I slept well. This is very good.
Doing yoga I do body postures, I go (not every day) but the intention is to go to the limit and then to go a bit further. That way I developed body feeling, I know where my limits are, I am sensitive enough to feel them. I also learned to bear the pain that is felt when I reach my limits, this is often even a good feeling. Going too far into a pose can have the consequence of an injury. Thus sensitivity is necessary, it is important to respect the limits in order to go further into a pose.
I fine-tuned my sensitivity towards myself within the last years (I don't write about self-pity here). I trust myself that I will know when it is better to leave my current job. For now I will go on.
I have very nice colleagues and a smart and nice manager, too. One person wants me to go. The situation is very clear, everything is on the surface. My focus is the given tasks, this is clear, too.
To write that I like to go to work today is an exaggeration. I am very conscious that many many people are in a much worse situation. So I have nothing to complain.
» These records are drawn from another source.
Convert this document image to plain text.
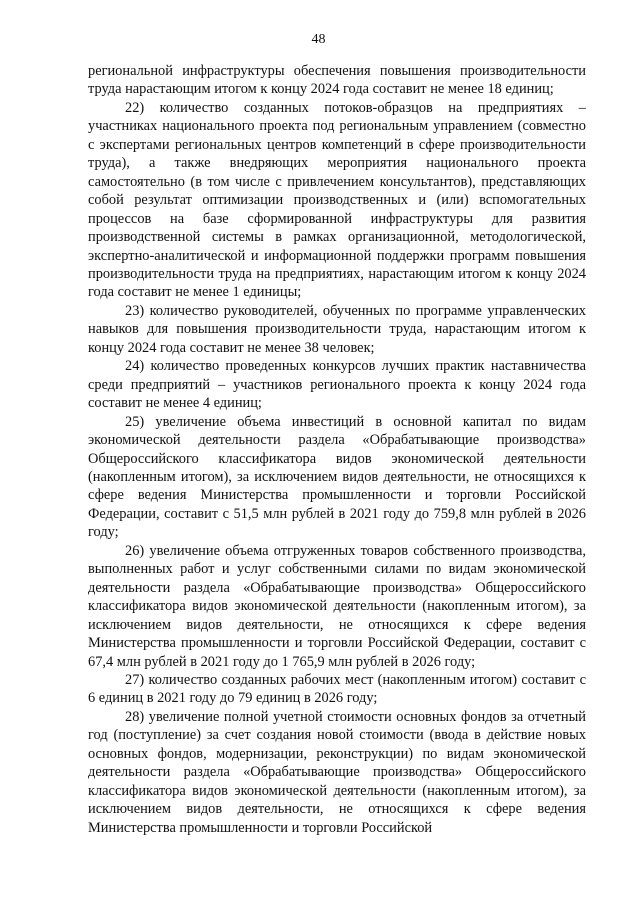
48

региональной инфраструктуры обеспечения повышения производительности труда нарастающим итогом к концу 2024 года составит не менее 18 единиц;

22) количество созданных потоков-образцов на предприятиях – участниках национального проекта под региональным управлением (совместно с экспертами региональных центров компетенций в сфере производительности труда), а также внедряющих мероприятия национального проекта самостоятельно (в том числе с привлечением консультантов), представляющих собой результат оптимизации производственных и (или) вспомогательных процессов на базе сформированной инфраструктуры для развития производственной системы в рамках организационной, методологической, экспертно-аналитической и информационной поддержки программ повышения производительности труда на предприятиях, нарастающим итогом к концу 2024 года составит не менее 1 единицы;

23) количество руководителей, обученных по программе управленческих навыков для повышения производительности труда, нарастающим итогом к концу 2024 года составит не менее 38 человек;

24) количество проведенных конкурсов лучших практик наставничества среди предприятий – участников регионального проекта к концу 2024 года составит не менее 4 единиц;

25) увеличение объема инвестиций в основной капитал по видам экономической деятельности раздела «Обрабатывающие производства» Общероссийского классификатора видов экономической деятельности (накопленным итогом), за исключением видов деятельности, не относящихся к сфере ведения Министерства промышленности и торговли Российской Федерации, составит с 51,5 млн рублей в 2021 году до 759,8 млн рублей в 2026 году;

26) увеличение объема отгруженных товаров собственного производства, выполненных работ и услуг собственными силами по видам экономической деятельности раздела «Обрабатывающие производства» Общероссийского классификатора видов экономической деятельности (накопленным итогом), за исключением видов деятельности, не относящихся к сфере ведения Министерства промышленности и торговли Российской Федерации, составит с 67,4 млн рублей в 2021 году до 1 765,9 млн рублей в 2026 году;

27) количество созданных рабочих мест (накопленным итогом) составит с 6 единиц в 2021 году до 79 единиц в 2026 году;

28) увеличение полной учетной стоимости основных фондов за отчетный год (поступление) за счет создания новой стоимости (ввода в действие новых основных фондов, модернизации, реконструкции) по видам экономической деятельности раздела «Обрабатывающие производства» Общероссийского классификатора видов экономической деятельности (накопленным итогом), за исключением видов деятельности, не относящихся к сфере ведения Министерства промышленности и торговли Российской
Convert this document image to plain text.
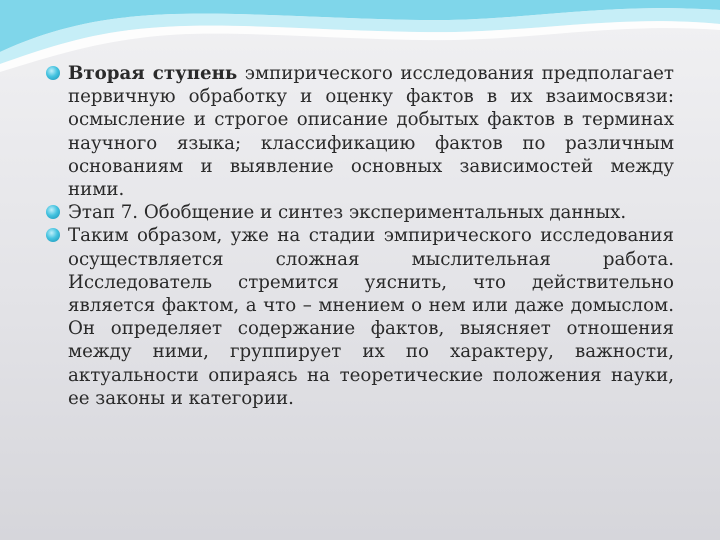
Вторая ступень эмпирического исследования предполагает первичную обработку и оценку фактов в их взаимосвязи: осмысление и строгое описание добытых фактов в терминах научного языка; классификацию фактов по различным основаниям и выявление основных зависимостей между ними.
Этап 7. Обобщение и синтез экспериментальных данных.
Таким образом, уже на стадии эмпирического исследования осуществляется сложная мыслительная работа. Исследователь стремится уяснить, что действительно является фактом, а что – мнением о нем или даже домыслом. Он определяет содержание фактов, выясняет отношения между ними, группирует их по характеру, важности, актуальности опираясь на теоретические положения науки, ее законы и категории.
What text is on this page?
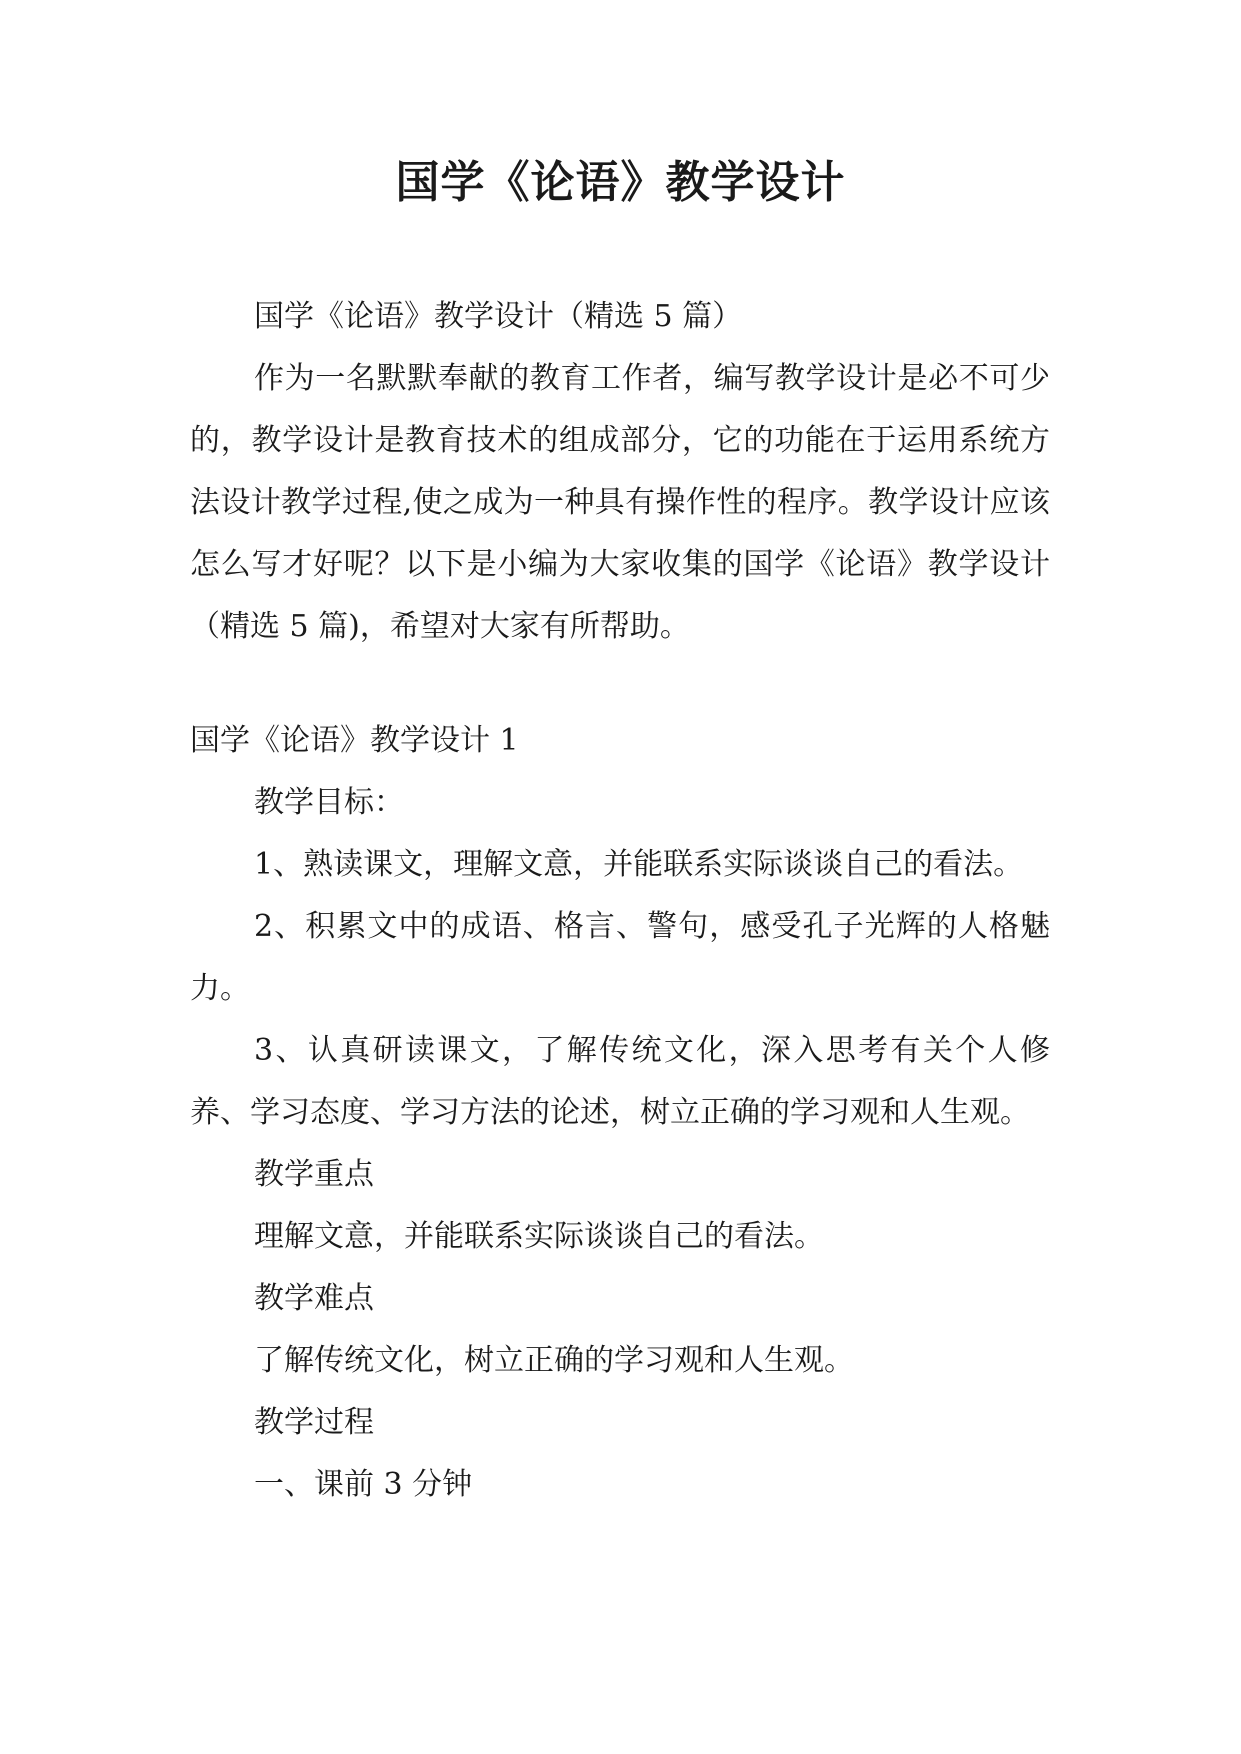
国学《论语》教学设计

国学《论语》教学设计（精选 5 篇）

作为一名默默奉献的教育工作者，编写教学设计是必不可少的，教学设计是教育技术的组成部分，它的功能在于运用系统方法设计教学过程,使之成为一种具有操作性的程序。教学设计应该怎么写才好呢？以下是小编为大家收集的国学《论语》教学设计（精选 5 篇)，希望对大家有所帮助。

国学《论语》教学设计 1

教学目标：

1、熟读课文，理解文意，并能联系实际谈谈自己的看法。

2、积累文中的成语、格言、警句，感受孔子光辉的人格魅力。

3、认真研读课文，了解传统文化，深入思考有关个人修养、学习态度、学习方法的论述，树立正确的学习观和人生观。

教学重点

理解文意，并能联系实际谈谈自己的看法。

教学难点

了解传统文化，树立正确的学习观和人生观。

教学过程

一、课前 3 分钟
Life is so, up and down, sunshine and rain, storm and calmness.
I practiced today and I loved it. No challenges, I only wanted to enjoy what I have learned so far. I did the suryas, how wonderful is that. I did the standing poses and a few forward bending poses on my back bending day. I felt more like forward bending today.
Life can only be lived day by day, breath by breath.
This moment counts and it is a wonderful one.